Google’s approach is quite likely to succeed at the core objective of making Gemini far more useful and “agentic.” AppFunctions are very simple for developers to build on, run on-device with no latency and enhanced privacy, and interact directly with the app state. It also leverages Android’s permission and privileged-agent model, which is a good security feature for blocking functions you don’t want to run.
AppFunctions and MCP are highly interoperable, but Google’s approach still appears quite restrictive compared to what’s already possible on other platforms. For instance, we’re limited to the functions exposed by apps and the OS, and still lacking any hint of long-term project scratchpads or self-learning capabilities.
AppFunctions are useful for task automation but structurally incapable of supporting more autonomous workflows that span multiple systems or of maintaining state across long-term tasks on their own. Asking Gemini to book a cab, add milk to your shopping list, and cancel a hotel booking will be game-changing enough for many users, but AppFunctions seems unlikely to open the door to your phone managing your stock portfolio, budgeting, and booking an entire vacation away, or building its own solutions to unique problems.
AI-first for an AI world

Of course, those more advanced, multi-step, long-task use cases are exactly what make some existing tools a security nightmare to use in practise. An agent that understands you, your needs, and your data is far more powerful than just expanding tool calling, but it’s also inherently riskier, especially when given unfettered access to your accounts and documents. However, these benefits can be realized with careful scoping; essentially, giving an AI a carefully bounded environment of its own to accomplish specific tasks.

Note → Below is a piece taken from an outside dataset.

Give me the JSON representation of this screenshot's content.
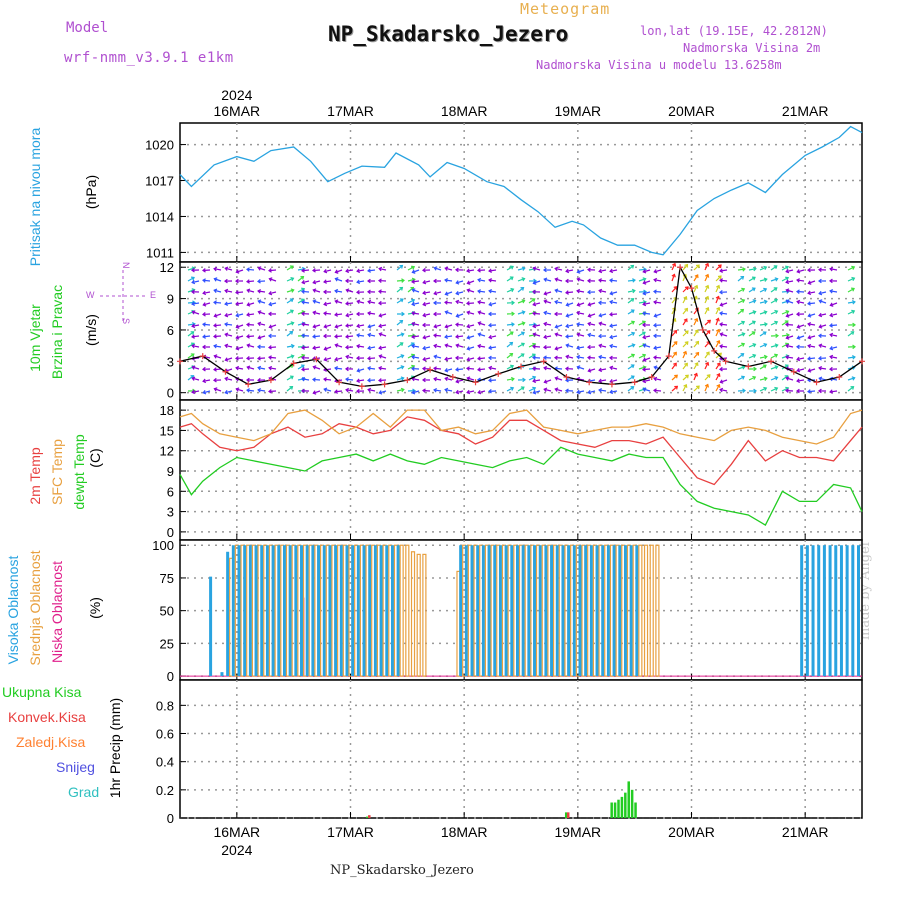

Proper sandboxing is the key, but that’s not as easy a solution as it might seem. Containers and virtual machines are too resource-intensive to spin up for multiple agentic tasks. WebAssembly (WASM) shows promise for lightweight, secure applications, but the specification is a broken mess when it comes to cross-language support for developers. There are also lingering questions over sensitive data management and history (you don’t want your AI to retain context of your emails in plain-text memory), per-task permissions and shared memory, and how to handle authentication between agents and services. Whoever solves these problems will have a very powerful AI-centric tool at their disposal that could potentially upend Android and iOS as the AI platforms of the future.
Android and iOS are built on apps at the core, but AI is changing that assumption.
Until then, AppFunctions, MCP, and similar frameworks are incredibly useful because they make today’s operating systems accessible to AI. They’re the future of mobile AI in the short term, but crystal ball gazing a bit further ahead is far less clear. Given how the wind is blowing, it seems agent-service integrations could be the future rather than apps.
Do you really need a 300MB taxi app when an MCP request will do? Do we want cluttered app drawers and notification shades when everything is at the end of a quicker voice command? If AI really is the primary way we will interact with computing in the future, we may need to rethink what a smartphone operating system is built to do from the ground up.